Überraschend ist eher, wie viele Musiker das anscheinend nicht wissen oder es vergessen haben. Die gesamte Struktur der Musikindustrie stellt Unternehmensinteressen an erste Stelle, die Interessen der Musiker waren stets zweitrangig. Nur die größten Stars werden gut umsorgt; Lady Gaga sollte keinen Grund zur Beschwerde haben. Viele Leute wären schockiert, wenn sie erfahren, wie viele Bands, deren Namen sie kennen und deren CDs sie kaufen, nie einen Cent von den Verkäufen sehen.
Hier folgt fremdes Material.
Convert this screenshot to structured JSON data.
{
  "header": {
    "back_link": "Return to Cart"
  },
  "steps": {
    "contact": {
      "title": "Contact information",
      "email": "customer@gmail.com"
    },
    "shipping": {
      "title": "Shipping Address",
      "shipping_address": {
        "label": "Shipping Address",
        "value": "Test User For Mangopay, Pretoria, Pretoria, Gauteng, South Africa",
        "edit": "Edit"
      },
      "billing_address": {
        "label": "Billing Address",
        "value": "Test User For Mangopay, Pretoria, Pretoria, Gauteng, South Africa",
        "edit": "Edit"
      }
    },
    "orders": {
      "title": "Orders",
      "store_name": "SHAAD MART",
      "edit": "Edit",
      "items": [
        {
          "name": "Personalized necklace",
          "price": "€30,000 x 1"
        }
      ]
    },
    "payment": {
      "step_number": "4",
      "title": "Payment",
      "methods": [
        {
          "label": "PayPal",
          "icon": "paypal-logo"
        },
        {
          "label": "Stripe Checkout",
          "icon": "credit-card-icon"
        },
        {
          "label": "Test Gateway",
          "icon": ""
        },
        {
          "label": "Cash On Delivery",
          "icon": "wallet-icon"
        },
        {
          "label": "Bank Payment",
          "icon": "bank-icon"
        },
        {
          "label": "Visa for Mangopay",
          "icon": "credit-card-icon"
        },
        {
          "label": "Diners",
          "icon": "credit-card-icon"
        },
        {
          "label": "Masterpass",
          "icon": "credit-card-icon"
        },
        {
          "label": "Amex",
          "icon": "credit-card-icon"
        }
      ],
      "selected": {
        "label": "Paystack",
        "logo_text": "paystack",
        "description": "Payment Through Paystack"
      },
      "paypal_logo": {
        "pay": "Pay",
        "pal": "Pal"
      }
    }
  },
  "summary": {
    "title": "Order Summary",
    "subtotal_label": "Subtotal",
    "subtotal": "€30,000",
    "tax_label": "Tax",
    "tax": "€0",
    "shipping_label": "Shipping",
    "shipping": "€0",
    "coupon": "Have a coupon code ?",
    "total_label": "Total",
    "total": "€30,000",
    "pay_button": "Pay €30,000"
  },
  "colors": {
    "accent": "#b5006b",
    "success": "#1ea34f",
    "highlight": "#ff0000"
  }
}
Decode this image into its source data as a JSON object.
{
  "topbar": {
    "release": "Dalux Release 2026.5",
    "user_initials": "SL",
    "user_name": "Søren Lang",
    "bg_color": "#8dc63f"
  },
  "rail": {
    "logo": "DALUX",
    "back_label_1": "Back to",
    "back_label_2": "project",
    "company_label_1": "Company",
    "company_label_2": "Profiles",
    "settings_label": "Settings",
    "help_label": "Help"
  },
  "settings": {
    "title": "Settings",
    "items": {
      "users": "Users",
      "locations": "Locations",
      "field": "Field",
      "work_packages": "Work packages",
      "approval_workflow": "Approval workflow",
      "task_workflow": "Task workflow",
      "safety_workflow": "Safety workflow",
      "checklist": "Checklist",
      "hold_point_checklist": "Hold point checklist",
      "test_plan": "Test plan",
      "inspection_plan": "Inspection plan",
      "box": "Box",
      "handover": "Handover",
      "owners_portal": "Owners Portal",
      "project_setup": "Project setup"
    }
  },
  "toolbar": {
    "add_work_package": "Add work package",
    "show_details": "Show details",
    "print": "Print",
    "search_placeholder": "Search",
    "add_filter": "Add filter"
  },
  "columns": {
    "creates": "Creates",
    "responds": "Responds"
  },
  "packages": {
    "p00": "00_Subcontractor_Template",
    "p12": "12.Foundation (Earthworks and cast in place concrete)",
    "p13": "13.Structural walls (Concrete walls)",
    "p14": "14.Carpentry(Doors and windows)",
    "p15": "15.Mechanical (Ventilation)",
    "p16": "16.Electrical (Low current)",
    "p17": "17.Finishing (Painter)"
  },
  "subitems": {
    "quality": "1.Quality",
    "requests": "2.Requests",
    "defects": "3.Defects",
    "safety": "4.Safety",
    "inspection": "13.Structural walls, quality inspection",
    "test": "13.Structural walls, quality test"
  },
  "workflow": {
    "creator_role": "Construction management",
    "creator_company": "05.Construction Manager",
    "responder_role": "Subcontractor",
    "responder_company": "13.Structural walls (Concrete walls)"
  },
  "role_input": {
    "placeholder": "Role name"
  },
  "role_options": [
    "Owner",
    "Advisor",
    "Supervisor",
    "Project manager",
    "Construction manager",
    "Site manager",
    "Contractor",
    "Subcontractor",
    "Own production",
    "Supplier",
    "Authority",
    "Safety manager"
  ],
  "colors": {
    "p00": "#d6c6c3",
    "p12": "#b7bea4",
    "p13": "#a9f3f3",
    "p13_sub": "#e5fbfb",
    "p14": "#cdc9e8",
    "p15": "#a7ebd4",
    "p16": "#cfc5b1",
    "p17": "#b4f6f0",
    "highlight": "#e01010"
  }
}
Für Musiker wie mich, die „nicht-kommerzielle“ Musik machen, welche sich schwer einem Genre oder einer Marketingkategorie zuordnen lässt, war die Situation von Anfang an hoffnungslos. Mein Einkommen kommt aus Konzerten, nicht aus Aufnahmen. Ich trete seit 1978 weltweit auf. Für den größten Teil meines Publikums war es vor dem Internet schwierig, meine Musik zu bekommen. Meine Konzerte wurden oft von Leuten besucht, die weite Strecken gereist waren, um die Show zu sehen – und die hofften, jene Alben kaufen zu können, von denen sie gehört hatten, die sie aber nie irgendwo finden konnten.
Ein großer Schritt für Radiohead, für mich nur ein kleiner
Auftritt Internet. Plötzlich wurde es für jedermann möglich, Audioaufnahmen zu vertreiben und dabei nur ein paar Buttons zu klicken, wo vorher noch eine Infrastruktur aus Presswerken, LKWs, Schiffen, Flugzeugen, Warenhäusern, Geschäften, Buchhaltern, Anwälten etc. pp. nötig war. Wer braucht da schon die Plattenindustrie? Was für große Namen wie Radiohead eine schwierige, zögerliche und letztendlich unmögliche Entscheidung gewesen sein mag, fiel mir einfach.
Ich schrieb einen Essay „Über den beruflichen Selbstmord eines Studiomusikers”, der viel gelesen und kommentiert wurde. Auch wurde ich eingeladen, dem Vorstand von Question Copyright anzugehören, einer NGO, die sich für ein echtes digitales Gemeingut einsetzt. Nachdem ich meine Musik also befreit hatte, haben tatsächlich viel mehr Menschen auf sie zugegriffen. „w00t” – meine erste Veröffentlichung, mit der ich um die CD-Produktion einen Bogen machte und die als freier und kostenloser Download bereitsteht, wurde etwa 40.000 Mal heruntergeladen. In der Summe sind die Downloadzahlen aller meiner Aufnahmen auf weit über 100.000 angestiegen. (Da inzwischen verschiedene Seiten meine Titel zum Download anbieten, habe ich keine genaue Statistik.)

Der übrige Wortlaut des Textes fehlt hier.